I have fond memories of being on the beach as a little girl, collecting pipis with my brothers.  The tide stretched out for what felt like miles in front of us, exposing a multitude of pools in which gathered wee hermit crabs scuttling nervously back-and-forth under the water in their stolen shells.  Buckets at the ready we would plunge our hands into the thick, wet sand and before long our fingers would sense the long smooth shell of a pipi.  Extracting them from their watery homes we would place them carefully in our buckets and once we reached our fill we would trudge home barefoot and bleary-eyed to cook our pipis on the barbeque in the back yard.

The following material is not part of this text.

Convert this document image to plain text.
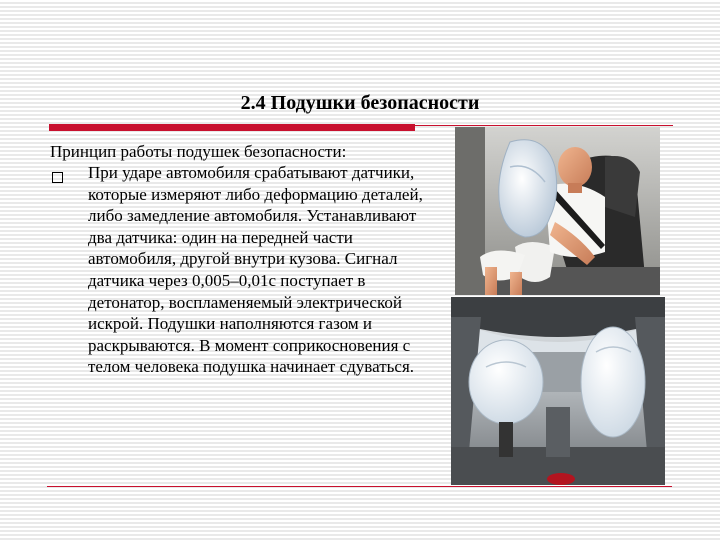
2.4 Подушки безопасности

Принцип работы подушек безопасности:

При ударе автомобиля срабатывают датчики, которые измеряют либо деформацию деталей, либо замедление автомобиля. Устанавливают два датчика: один на передней части автомобиля, другой внутри кузова. Сигнал датчика через 0,005–0,01с поступает в детонатор, воспламеняемый электрической искрой. Подушки наполняются газом и раскрываются. В момент соприкосновения с телом человека подушка начинает сдуваться.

Whilst collecting pipis virtually on ones doorstep is no longer common place, we are at heart an island nation, surrounded by the sea and her bounty.  Driving down the West Coast of the South Island it is not uncommon to see trucks parked up selling Whitebait fritters or fresh crayfish to hungry travellers.  Lazy afternoons are easily whiled-away on sun-drenched wharves, rod in hand, hat on head, fish smaller than one might have hoped.  Brave souls brave cold seas, like seals in black neoprene, filling sacks with paua and scallops.  And here in Auckland it just isn’t summer if you haven’t ventured out for an afternoon on the water to catch snapper and breath in the salty summer air.